This disclosure relates generally to the field of image processing. More particularly, but not by way of limitation, it relates to a technique for improving disparity estimation operations by incorporating color-refinement estimation therein.
The process of estimating the depth of a scene from two cameras is commonly referred to as stereoscopic vision and, when using multiple cameras, multi-view stereo. In practice, many multi-camera systems use disparity as a proxy for depth. (As used herein, disparity is taken to mean the difference in the projected location of a scene point in one image compared to that same point in another image captured by a different camera.) With a geometrically calibrated camera system, disparity can be mapped onto scene depth. The fundamental task for such multi-camera vision-based depth estimation systems then is to find matches, or correspondences, of points between images from two or more cameras. Using geometric calibration, the correspondences of a point in a reference image (A) can be shown to lie along a certain line, curve or path in another image (B).

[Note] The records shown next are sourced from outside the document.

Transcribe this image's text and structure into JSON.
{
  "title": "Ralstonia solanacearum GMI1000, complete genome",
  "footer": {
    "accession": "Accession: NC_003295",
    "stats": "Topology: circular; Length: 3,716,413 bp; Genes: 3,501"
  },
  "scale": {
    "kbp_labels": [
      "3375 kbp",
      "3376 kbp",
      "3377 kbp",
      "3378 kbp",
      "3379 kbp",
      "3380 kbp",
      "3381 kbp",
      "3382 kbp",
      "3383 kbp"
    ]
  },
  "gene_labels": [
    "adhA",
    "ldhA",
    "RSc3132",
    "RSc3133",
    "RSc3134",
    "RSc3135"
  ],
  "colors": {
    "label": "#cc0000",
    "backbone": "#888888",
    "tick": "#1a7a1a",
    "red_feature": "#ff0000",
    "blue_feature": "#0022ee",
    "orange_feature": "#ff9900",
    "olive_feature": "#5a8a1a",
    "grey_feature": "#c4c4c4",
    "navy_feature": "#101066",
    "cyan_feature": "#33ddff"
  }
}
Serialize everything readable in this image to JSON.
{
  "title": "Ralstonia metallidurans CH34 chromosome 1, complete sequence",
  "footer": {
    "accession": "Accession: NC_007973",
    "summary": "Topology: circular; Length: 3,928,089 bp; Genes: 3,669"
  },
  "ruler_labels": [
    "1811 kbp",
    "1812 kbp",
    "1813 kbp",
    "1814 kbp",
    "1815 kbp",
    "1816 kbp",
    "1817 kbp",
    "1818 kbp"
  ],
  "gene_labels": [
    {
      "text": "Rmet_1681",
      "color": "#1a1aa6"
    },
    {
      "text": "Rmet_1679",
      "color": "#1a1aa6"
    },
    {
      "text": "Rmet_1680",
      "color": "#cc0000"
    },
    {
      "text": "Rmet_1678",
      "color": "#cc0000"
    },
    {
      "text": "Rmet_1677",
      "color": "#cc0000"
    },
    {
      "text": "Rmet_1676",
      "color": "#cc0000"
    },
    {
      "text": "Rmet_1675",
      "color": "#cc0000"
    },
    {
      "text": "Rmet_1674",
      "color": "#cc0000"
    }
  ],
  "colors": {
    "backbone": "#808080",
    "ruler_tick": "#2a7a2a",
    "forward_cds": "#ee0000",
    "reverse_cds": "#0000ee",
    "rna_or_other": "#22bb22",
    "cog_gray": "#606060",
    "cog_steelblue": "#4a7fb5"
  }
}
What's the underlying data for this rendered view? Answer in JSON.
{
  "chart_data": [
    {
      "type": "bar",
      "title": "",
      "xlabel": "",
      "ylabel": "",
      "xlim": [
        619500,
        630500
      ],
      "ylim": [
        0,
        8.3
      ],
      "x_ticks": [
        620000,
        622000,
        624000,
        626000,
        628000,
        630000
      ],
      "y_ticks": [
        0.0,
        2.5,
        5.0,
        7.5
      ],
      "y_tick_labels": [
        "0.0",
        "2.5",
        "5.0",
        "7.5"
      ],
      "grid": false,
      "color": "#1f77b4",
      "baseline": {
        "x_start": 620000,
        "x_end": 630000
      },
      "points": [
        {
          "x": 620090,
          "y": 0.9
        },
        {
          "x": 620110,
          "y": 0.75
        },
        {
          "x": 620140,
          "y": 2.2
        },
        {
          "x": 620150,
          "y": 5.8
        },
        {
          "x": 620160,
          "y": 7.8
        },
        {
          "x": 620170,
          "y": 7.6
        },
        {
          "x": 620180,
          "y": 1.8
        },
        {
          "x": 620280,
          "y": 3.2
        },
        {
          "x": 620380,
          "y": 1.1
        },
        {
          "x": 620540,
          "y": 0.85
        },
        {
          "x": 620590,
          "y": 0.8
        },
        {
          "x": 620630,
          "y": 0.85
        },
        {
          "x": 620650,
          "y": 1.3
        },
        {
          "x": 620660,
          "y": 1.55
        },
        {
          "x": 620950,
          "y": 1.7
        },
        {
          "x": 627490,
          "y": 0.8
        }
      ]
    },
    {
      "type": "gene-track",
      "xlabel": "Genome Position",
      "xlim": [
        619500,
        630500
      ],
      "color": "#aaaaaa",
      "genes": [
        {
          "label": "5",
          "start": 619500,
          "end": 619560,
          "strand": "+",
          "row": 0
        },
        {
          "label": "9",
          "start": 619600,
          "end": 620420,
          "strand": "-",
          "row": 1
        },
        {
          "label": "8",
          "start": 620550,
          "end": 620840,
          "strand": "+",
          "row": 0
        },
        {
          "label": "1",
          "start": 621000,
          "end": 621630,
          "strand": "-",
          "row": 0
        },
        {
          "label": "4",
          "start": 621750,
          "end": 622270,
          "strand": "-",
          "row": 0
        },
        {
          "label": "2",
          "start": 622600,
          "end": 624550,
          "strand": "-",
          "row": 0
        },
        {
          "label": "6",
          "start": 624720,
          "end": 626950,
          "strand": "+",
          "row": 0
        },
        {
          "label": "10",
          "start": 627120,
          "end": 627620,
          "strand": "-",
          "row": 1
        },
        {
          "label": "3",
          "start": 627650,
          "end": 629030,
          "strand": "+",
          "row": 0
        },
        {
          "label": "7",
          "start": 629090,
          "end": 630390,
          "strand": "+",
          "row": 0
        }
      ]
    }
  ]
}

Typically image noise, differences in precise color calibration of each camera, and other factors can lead to multiple possible matches and incorrect matches when considering only single points (i.e., pixels). For this reason, many known matching techniques use image patches or neighborhoods to compare the region around a point in image A with the region around a candidate point in image B. Simply comparing a whole patch rather than a sampled pixel value can mitigate noise, but not color biases from one image to another such as are present between almost any two different sensors.
Methods such as Normalized Cross-Correlation (NCC) or Census transform can obtain better matches of image features when there are color or lighting changes between the images. While these approaches provide improved matching, they do so at the cost of filtering and discarding some of the original images' intrinsic information: namely areas of limited texture where there is still a slow gradient (e.g., a slow change in color or intensity). For example, a transition from light to dark across a large flat wall in a scene will be transformed by these methods so as to contain little matching information except at the area's edges. With either pixel-wise or patch-based matching, gradually changing image areas also cannot normally be matched.